Mr. Cho, 42, is the son of Cho Dong-hwa, the 81-year old publisher of a Korean traditional dance magazine that was founded in 1976. The two generations have fathered two nonprofit cultural journals. “Although we’re not running a lucrative business that makes profit, my father, who first established the culture magazine, is my mentor for life,” Mr. Cho said.
Seoul Scope provides information on the city’s life and events. The English edition of the journal, published since 1994, has been lauded by foreign tourists and residents alike. It is one of the few magazines to receive funding from the city.
So what inspired Mr. Cho to found the publication in the first place?
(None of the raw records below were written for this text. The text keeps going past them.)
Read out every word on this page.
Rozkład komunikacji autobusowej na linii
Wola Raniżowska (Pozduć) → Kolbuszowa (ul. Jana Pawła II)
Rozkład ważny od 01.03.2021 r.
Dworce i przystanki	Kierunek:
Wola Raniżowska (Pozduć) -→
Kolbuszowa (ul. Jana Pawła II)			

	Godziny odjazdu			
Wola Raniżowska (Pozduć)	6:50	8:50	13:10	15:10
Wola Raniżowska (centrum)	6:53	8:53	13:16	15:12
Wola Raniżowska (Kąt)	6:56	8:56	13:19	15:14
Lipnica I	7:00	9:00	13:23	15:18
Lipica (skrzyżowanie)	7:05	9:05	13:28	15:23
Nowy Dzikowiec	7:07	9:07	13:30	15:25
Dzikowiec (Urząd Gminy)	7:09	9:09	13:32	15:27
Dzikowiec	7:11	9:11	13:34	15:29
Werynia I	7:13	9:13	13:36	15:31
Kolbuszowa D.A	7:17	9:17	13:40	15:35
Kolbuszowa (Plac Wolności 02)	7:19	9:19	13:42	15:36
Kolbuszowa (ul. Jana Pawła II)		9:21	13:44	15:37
“During my visit to Paris in the early 1990s, I was impressed by the city’s comprehensive culture magazine, Paris Scope. I wanted to create something for Seoul that is the equivalent of America’s New Yorker, Britain’s Time Out and Japan’s Bbia,” he said.
The past 10 years haven’t always been smooth for the publication. The market for the lifestyle and culture genre is nowhere near as big as that for women’s interests or even the automobile, fishing or stereo magazines that attract specific reader niches. This helps to explain why there were no more than four people on the publication staff at the outset.
Seoul Scope has since grown, and at one time served as the primary representative of Korea overseas, as selected by the Korea National Tourism Organization. “Seoul Scope has our generation’s cultural history melted inside it,” Mr. Cho says. “I look forward to its being the critical factor in driving Korea to become a more culturally advanced nation.”